Thanks for the detailed questions:
1. I would suggest an incremental backup process because the majority of the data on disk (the blockchain itself) will not change once it is written.
2. We do not yet have utilities for this but this issue is on our roadmap. In the meantime the basic process would be: (a) stop (via the API) the node, (b) back up the blockchain directory that is in .multichaind, (c) restart the node using multichaind. To keep your application functioning during this process, see below for details about managing node redundancy.
3. and 4. have similar answers to 2 - we don't yet have utilities for this. But for now your basic process would be to restore via the file system, while the node is not running. All state is stored in the blockchain directory.
5. Yes, blockchains by their nature are designed for replication and failover. Each node in a blockchain has a full copy of the chain and all nodes automatically synchronize with each other.
If you want multiple nodes to act as exact replicas in terms of funds they hold and other transactions they sign, the one issue will be if you store private keys in MultiChain's internal wallet (rather than externally which is also an option).

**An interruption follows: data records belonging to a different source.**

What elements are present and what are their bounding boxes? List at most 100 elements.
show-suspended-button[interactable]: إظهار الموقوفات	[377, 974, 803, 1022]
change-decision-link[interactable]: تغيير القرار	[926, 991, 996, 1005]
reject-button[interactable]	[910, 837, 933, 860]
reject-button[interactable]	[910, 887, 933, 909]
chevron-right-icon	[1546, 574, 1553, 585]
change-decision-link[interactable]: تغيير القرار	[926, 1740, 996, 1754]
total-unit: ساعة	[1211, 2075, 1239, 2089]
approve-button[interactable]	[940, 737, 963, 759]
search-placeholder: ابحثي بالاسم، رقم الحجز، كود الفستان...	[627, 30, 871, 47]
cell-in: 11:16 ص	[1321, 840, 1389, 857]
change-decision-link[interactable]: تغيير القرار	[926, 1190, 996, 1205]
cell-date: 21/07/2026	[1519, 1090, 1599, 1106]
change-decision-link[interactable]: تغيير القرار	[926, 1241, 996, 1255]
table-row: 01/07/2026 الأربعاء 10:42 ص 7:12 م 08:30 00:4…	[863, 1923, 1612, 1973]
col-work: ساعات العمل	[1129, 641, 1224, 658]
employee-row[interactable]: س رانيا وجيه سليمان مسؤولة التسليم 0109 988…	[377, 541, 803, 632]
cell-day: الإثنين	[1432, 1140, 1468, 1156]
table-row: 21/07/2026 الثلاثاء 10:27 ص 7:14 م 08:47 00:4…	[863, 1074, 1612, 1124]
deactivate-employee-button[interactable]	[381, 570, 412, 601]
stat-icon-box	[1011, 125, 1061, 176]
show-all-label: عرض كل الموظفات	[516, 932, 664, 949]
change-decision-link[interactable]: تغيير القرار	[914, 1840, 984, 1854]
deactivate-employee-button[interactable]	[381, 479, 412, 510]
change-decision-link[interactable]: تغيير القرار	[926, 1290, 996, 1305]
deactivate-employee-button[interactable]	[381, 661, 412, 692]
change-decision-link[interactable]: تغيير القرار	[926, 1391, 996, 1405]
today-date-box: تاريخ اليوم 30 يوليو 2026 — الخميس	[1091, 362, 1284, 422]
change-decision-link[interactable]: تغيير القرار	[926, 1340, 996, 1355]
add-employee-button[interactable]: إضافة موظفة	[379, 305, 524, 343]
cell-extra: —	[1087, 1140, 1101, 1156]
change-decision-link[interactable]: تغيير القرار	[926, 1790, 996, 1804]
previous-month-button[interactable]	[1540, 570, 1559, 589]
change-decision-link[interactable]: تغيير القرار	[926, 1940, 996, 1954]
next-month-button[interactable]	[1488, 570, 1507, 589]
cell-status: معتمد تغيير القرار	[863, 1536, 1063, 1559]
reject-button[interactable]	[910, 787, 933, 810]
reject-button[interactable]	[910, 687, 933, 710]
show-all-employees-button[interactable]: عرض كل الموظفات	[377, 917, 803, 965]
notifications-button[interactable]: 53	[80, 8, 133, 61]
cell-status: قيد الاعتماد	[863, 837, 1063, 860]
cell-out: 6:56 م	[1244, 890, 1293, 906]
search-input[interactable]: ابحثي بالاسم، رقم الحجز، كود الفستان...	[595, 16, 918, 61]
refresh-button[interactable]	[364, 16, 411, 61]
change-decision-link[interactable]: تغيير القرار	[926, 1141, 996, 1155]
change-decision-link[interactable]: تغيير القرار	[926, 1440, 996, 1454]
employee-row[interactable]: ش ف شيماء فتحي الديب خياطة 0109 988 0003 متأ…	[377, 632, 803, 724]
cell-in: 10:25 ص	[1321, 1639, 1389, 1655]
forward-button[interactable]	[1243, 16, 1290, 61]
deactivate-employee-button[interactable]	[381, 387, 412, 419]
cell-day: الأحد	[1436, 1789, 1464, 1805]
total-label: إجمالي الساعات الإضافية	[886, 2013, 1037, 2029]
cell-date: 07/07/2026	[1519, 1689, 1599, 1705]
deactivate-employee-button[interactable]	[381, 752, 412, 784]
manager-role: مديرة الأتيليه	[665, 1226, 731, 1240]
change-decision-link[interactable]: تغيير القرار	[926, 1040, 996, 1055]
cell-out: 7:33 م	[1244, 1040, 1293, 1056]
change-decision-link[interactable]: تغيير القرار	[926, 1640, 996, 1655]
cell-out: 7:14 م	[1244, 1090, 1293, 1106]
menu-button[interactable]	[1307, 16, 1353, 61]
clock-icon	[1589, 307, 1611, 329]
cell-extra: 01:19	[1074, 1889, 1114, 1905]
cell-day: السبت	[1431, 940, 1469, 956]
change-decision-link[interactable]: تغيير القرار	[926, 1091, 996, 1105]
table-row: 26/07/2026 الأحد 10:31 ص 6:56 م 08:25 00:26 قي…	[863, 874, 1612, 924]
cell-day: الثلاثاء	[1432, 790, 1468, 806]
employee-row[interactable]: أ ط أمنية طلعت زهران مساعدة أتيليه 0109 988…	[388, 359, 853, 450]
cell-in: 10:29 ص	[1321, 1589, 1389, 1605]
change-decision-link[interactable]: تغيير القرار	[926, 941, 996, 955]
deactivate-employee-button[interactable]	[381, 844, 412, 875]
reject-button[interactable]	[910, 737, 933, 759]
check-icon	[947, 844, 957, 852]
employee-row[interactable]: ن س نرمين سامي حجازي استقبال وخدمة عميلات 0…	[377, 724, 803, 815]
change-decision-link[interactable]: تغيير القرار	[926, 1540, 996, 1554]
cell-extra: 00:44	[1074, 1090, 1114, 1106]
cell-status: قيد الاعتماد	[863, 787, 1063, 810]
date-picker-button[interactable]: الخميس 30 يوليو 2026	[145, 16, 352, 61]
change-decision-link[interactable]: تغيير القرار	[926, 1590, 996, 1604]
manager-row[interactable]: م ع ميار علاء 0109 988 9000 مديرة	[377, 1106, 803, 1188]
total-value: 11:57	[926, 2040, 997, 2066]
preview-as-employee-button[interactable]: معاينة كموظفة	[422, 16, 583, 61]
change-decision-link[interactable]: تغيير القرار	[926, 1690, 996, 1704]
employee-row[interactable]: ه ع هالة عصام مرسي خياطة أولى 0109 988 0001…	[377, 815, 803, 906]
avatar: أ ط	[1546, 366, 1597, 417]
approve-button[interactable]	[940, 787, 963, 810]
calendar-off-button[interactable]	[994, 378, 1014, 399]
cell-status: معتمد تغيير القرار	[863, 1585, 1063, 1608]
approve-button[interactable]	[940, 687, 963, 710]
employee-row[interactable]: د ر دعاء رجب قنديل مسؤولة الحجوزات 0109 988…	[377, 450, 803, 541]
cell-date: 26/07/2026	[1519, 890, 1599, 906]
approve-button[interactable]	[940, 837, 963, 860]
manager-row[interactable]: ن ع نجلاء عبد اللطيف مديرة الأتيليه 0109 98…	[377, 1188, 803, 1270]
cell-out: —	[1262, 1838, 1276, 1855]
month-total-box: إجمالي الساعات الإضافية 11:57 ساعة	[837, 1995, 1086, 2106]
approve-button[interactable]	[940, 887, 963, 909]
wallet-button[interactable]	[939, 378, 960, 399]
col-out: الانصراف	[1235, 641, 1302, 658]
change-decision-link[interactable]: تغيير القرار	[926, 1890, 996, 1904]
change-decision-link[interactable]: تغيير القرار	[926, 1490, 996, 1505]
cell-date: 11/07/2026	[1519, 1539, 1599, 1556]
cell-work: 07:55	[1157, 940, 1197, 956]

In that case you can use APIs like dumpprivkey and importprivkey to transfer keys between nodes and ensure they are working to the same key set.
Depending on how you set up your keys, you might also have to consider the chance of double-spends between your replica nodes, i.e. if they control the same assets though the same keys, and you tell more than one simultaneously to send some of those assets elsewhere, they might inadvertently perform a double-spend against each other by using the same inputs. You can resolve this by either manually controlling which inputs are used by which nodes, or else by always sending API calls to one node, and on failover waiting a couple of seconds before starting to send API calls to a different node. That would give the other node enough time to receive any incoming transactions that have been broadcast by the first, to ensure that it doesn't try to use the same inputs.